GST or Goods and Services Tax, that came into being on 1st July 2017 is an indirect tax. As the very name suggests GST is not directly paid by the taxpayer to the Government of India. Goods and Services Tax or GST came into being to save underprivileged people from pay heavy taxes to the Government.
Recently, International Monetary Fund or IMF has advised India to simplify the GST Structure, in a way that will not hurt the underprivileged mass of the country. As the Principle of Progressivity goes, those who belong to higher strata of the society are supposed to pay more taxes as compared to those who belong to the lower strata. This structure helps in maintaining the balance, as those who earn more pay more taxes and the people who earn less pay less taxes.

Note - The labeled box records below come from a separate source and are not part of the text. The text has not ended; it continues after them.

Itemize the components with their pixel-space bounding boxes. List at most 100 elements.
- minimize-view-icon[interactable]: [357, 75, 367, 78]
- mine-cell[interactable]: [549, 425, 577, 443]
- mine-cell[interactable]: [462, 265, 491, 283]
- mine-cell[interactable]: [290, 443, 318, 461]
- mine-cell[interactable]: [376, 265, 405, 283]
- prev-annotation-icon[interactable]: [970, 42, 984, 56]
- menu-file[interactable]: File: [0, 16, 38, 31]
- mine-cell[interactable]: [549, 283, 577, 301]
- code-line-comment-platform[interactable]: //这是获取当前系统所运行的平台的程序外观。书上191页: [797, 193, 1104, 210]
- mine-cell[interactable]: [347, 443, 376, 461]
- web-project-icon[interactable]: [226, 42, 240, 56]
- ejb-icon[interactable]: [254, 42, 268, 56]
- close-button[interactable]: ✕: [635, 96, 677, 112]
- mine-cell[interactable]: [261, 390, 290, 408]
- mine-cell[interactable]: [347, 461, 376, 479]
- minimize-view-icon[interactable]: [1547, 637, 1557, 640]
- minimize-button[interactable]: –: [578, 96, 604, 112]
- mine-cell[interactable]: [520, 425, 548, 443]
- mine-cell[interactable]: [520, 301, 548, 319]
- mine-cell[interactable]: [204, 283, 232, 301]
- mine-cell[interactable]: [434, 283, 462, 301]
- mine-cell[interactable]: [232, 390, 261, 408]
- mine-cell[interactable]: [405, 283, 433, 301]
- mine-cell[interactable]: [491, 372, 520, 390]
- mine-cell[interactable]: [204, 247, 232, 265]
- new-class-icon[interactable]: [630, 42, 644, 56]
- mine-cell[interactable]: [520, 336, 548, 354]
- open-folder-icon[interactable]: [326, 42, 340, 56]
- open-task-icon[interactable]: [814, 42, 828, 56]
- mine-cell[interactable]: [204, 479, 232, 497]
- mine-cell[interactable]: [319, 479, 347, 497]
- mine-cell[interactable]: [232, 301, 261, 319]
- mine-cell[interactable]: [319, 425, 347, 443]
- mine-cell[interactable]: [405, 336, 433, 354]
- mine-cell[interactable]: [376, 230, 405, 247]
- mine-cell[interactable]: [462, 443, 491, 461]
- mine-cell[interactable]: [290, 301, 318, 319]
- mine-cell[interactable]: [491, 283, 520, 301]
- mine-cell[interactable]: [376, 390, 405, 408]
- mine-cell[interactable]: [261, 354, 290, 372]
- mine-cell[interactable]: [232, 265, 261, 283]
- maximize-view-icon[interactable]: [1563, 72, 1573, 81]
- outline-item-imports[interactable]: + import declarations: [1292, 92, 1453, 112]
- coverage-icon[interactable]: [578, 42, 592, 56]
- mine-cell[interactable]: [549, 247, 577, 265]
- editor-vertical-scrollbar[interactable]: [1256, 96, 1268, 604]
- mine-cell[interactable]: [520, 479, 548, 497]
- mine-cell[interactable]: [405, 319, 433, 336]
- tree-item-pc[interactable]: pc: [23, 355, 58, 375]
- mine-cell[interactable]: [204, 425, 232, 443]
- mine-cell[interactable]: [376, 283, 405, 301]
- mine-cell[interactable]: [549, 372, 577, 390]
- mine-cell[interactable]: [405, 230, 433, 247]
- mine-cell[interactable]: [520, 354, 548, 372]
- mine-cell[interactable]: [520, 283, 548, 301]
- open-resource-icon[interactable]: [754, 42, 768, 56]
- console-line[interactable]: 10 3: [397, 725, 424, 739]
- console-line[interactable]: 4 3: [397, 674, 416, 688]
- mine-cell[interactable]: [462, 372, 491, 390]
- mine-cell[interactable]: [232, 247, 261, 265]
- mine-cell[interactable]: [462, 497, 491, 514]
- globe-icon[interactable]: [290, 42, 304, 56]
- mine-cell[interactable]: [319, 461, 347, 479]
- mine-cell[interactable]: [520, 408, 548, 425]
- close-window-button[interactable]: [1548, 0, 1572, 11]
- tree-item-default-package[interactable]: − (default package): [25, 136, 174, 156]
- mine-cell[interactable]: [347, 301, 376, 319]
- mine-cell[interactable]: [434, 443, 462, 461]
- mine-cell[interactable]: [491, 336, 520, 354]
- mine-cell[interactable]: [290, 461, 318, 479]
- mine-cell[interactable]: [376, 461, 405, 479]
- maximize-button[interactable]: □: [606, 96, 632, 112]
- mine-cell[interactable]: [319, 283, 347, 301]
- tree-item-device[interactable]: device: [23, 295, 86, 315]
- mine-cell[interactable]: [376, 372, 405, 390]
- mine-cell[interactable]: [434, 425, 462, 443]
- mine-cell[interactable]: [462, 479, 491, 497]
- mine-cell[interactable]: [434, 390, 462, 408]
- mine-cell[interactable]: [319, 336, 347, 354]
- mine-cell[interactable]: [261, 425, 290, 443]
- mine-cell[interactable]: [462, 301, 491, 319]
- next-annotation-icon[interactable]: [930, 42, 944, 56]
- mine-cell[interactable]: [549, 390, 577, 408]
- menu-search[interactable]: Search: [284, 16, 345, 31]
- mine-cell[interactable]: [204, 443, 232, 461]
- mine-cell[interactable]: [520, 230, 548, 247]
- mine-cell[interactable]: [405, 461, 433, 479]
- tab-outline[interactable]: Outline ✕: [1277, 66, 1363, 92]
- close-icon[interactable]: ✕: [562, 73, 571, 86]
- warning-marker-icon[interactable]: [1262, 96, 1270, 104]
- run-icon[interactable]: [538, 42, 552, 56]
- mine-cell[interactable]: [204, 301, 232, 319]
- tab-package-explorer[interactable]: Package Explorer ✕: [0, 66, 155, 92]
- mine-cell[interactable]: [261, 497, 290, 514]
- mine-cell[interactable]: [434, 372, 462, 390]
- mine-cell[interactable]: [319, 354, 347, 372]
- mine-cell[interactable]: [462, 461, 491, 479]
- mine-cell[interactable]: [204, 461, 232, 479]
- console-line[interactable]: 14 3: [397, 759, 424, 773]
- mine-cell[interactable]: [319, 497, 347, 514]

Though, when GST came into being, it came as a ray of hope for the citizens of this country, but this new tax could not make much of a difference and has constantly being criticised by the people across the length and breadth of the country.
When you look at the present GST structure, you will notice that Milk and Luxury cars are taxed at the same rate, apart from this you will also notice that Luxury Watches and Bathroom Slippers are taxed at the same rate, things to meet the basic needs like, sanitary napkins are taxed at a sky-high rate.
The logic behind this rate structure is that, having a single GST rate or even dual rates will push up prices for the lower income groups, and will lower prices for higher income groups. But IMF is quite sceptical about this logic and wants the Government to look into the rate structure of GST and bring in the necessary changes, that will not burn holes in the pocket of the underprivileged section of the Society.